Doch gerade wenn man denkt, Wen würdest du auf eine einsame Insel mitnehmen? wäre ein leiser Film über einen schwierigen Abschied, kommt die im Titel gestellte Frage ins Spiel. Ab diesem Zeitpunkt eskaliert alles, wird alles auf den Tisch gepackt, was die zwei Jungs und Mädels schon seit Langem wurmt. Aus dem leisen Drama wird ein hysterisches, das von Schmerz und unterdrückten Sehnsüchten handelt. Das alles mal anspricht, was schon immer Thema war, ohne thematisiert worden zu sein. Das ist als Mischung gewagt, funktioniert leider auch nicht so wie erhofft. Anstatt langsam die Intensität zu erhöhen, kennt Linares offensichtlich nur zwei Zustände: friedliches Miteinander und maximale Konfrontation.
Huch, wo kam das jetzt her?
Das fordert dem Publikum schon einiges an Glaubwilligkeit ab, überzeugend ist der Übergang nicht. Umso mehr, da der Katalysator wenig überzeugend ausfällt. Es ist nicht einmal das Spiel, was alles kaputt macht, obwohl es naheliegend und passend gewesen wäre. Wen würdest du auf eine einsame Insel mitnehmen? entpuppt sich hier als Mogelpackung, nimmt eine kleine Bemerkung als Anlass, um den Schalter umzulegen. Was folgt ist ein Wechselbad der Gefühle. Einerseits sind die Darsteller in Folge nach wie vor stark, beherrschen durchaus den Wechsel von leise zu laut, von wehmütig zu aggressiv. Aber auch sie können nicht verhindern, dass der Film auf einmal zu einer billigen Seifenoper mutiert.
Vor allem auf der Dialogseite stehen einem zuweilen vor Entsetzen die Haare zu Berge.

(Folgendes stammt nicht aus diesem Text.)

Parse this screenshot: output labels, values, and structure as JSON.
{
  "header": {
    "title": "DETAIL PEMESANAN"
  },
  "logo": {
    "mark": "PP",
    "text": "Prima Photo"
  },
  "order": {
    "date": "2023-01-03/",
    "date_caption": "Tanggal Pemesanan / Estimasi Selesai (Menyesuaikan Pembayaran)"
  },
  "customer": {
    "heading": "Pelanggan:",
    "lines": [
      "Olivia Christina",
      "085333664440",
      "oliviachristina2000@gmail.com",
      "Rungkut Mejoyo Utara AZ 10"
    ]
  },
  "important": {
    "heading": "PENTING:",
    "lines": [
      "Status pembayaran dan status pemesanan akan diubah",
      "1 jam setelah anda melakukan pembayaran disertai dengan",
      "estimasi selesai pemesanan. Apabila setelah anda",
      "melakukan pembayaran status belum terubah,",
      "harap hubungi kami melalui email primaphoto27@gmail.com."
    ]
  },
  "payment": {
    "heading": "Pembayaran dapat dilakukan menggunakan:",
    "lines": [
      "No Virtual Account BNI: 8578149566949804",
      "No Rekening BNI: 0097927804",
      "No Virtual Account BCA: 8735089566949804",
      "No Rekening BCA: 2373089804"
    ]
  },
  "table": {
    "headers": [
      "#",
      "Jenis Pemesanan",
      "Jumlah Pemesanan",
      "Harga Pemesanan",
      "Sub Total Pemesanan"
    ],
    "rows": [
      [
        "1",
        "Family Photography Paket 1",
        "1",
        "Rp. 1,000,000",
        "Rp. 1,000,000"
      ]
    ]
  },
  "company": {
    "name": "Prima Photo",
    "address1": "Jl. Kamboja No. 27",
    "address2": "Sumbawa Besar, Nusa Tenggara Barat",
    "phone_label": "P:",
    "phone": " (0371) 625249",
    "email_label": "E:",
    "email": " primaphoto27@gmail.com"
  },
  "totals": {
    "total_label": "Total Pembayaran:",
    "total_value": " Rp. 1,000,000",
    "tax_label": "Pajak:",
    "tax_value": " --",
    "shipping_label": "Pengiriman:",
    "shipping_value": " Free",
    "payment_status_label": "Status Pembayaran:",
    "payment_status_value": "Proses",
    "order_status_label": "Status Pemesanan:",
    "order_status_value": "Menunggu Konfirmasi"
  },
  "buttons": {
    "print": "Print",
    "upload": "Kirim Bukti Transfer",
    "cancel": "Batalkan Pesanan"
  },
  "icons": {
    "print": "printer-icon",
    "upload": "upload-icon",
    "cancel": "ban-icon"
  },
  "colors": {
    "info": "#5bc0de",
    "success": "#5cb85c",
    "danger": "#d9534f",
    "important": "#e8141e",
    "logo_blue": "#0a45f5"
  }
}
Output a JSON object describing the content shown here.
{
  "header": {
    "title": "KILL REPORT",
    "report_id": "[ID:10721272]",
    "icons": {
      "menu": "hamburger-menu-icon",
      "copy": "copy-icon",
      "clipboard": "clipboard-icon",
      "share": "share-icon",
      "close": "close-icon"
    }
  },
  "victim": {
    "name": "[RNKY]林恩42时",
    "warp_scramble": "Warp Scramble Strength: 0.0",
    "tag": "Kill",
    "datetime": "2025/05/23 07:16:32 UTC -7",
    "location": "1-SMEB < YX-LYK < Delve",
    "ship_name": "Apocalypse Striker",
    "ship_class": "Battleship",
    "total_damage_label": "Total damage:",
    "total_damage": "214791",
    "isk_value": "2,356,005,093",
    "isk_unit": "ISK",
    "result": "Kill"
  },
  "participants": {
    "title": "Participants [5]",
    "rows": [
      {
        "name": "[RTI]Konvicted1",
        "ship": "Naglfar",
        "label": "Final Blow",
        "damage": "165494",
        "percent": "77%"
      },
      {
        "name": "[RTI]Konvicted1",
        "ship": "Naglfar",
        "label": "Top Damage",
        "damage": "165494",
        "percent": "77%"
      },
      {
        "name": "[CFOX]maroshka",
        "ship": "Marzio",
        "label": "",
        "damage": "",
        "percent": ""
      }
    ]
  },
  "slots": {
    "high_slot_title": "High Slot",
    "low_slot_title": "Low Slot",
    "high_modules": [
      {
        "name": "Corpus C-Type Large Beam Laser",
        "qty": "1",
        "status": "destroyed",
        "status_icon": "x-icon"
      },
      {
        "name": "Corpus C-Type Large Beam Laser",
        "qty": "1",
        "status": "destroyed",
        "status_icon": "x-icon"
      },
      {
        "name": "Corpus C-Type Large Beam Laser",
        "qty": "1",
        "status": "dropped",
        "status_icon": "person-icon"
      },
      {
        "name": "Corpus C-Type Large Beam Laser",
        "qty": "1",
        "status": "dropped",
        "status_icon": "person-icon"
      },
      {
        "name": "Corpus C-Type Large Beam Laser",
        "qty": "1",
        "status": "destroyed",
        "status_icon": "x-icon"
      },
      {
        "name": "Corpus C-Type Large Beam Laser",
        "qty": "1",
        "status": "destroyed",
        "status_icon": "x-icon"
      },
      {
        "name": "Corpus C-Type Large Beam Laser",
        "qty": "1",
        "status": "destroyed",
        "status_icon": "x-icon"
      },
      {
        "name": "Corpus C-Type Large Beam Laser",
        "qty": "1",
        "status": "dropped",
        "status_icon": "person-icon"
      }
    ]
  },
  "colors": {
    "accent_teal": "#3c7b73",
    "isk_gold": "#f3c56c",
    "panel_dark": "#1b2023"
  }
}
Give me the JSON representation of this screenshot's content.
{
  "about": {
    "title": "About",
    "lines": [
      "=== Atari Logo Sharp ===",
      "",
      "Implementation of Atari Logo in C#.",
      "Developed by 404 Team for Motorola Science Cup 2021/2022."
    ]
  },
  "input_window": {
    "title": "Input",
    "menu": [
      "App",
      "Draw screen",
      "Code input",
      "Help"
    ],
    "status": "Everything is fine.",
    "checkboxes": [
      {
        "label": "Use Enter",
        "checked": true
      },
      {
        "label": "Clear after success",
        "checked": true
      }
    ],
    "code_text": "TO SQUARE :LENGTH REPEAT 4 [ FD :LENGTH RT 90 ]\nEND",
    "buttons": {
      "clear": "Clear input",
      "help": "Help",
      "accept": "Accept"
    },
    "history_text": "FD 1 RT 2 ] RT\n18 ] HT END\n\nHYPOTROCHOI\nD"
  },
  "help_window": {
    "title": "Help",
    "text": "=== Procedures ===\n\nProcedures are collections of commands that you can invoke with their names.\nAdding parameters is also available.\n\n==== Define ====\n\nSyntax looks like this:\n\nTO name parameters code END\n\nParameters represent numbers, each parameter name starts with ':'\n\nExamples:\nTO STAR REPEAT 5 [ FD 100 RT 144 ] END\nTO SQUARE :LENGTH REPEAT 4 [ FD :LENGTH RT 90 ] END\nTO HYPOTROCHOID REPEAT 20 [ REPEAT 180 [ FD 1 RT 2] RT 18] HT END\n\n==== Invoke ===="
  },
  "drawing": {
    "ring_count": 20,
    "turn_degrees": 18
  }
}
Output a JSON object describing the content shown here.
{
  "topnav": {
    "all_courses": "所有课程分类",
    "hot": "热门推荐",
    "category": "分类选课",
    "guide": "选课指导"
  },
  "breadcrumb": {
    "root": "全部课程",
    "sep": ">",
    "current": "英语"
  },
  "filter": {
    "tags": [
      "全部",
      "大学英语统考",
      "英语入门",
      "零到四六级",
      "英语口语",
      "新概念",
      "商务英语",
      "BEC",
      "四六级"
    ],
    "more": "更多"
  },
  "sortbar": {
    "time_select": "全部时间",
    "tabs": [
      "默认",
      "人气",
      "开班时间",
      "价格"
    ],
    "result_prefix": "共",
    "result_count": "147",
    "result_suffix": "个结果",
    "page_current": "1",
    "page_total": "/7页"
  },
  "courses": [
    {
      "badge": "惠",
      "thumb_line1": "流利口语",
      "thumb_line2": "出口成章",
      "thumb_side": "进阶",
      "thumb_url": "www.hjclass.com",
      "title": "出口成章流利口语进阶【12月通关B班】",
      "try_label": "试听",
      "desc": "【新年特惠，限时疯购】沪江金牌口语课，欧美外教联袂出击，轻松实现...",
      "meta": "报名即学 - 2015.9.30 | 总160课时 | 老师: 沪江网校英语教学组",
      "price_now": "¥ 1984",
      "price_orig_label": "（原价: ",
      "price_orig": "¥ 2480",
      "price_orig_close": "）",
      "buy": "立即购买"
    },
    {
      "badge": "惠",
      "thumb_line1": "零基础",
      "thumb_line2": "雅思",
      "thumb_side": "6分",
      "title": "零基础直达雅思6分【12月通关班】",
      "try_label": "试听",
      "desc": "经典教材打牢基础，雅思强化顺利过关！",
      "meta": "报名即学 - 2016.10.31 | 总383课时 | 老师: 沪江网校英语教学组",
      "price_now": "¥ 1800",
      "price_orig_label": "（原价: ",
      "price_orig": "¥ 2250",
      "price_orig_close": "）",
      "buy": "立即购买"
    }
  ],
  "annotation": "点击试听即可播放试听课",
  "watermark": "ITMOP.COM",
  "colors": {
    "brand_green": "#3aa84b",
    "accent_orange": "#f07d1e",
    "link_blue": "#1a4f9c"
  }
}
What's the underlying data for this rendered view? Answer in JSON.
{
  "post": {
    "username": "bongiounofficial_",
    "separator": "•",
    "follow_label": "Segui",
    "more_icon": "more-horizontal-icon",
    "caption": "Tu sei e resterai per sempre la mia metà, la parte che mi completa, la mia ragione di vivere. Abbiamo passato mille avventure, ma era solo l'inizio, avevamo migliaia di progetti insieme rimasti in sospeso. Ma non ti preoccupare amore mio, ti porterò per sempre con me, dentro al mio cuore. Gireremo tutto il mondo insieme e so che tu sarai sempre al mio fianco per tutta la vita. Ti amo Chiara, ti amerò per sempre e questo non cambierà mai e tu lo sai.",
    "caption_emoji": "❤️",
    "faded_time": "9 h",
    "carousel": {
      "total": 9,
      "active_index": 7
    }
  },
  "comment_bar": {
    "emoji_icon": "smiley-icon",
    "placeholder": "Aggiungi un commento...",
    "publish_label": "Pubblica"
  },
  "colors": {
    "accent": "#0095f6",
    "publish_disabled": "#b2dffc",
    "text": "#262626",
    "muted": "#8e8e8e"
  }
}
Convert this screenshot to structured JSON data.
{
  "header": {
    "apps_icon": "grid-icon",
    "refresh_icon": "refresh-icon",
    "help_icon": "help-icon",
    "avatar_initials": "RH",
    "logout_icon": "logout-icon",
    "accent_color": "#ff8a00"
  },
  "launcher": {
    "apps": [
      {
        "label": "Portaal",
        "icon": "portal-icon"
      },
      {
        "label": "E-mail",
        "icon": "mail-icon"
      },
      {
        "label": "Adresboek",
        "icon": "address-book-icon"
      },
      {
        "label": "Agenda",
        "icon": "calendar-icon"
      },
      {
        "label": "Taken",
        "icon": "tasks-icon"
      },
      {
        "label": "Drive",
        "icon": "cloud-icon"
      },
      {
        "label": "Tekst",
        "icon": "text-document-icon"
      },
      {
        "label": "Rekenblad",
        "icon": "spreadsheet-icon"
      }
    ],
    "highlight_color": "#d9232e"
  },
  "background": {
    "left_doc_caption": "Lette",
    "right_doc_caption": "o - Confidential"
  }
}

Dass Leute im Eifer des Gefechts etwas ausfallend werden, vor allem wenn dabei Alkohol im Spiel ist: in Ordnung. Dennoch sollte irgendwie nachvollziehbar sein, wie ein Satz aus dem vorangegangenen entsteht. Hier werden jedoch willkürlich Worte aneinandergereiht, ohne inhaltlichen Zusammenhang oder ein Gespür für menschliches Miteinander, manchmal darf es auch kitschig werden. Wenn die dunklen Geheimnisse dann auch noch derart konstruiert sind, wird in Windeseile viel von dem zunichte gemacht, was den Film auszeichnet. Und das ist mehr als ärgerlich: Hinter dem Blödsinn verbirgt sich ein durchaus sehenswertes Drama über die Dynamiken einer Freundschaft und gescheiterte Träume. Aber das war Linares offensichtlich nicht genug und schoss stattdessen kräftig übers Ziel hinaus.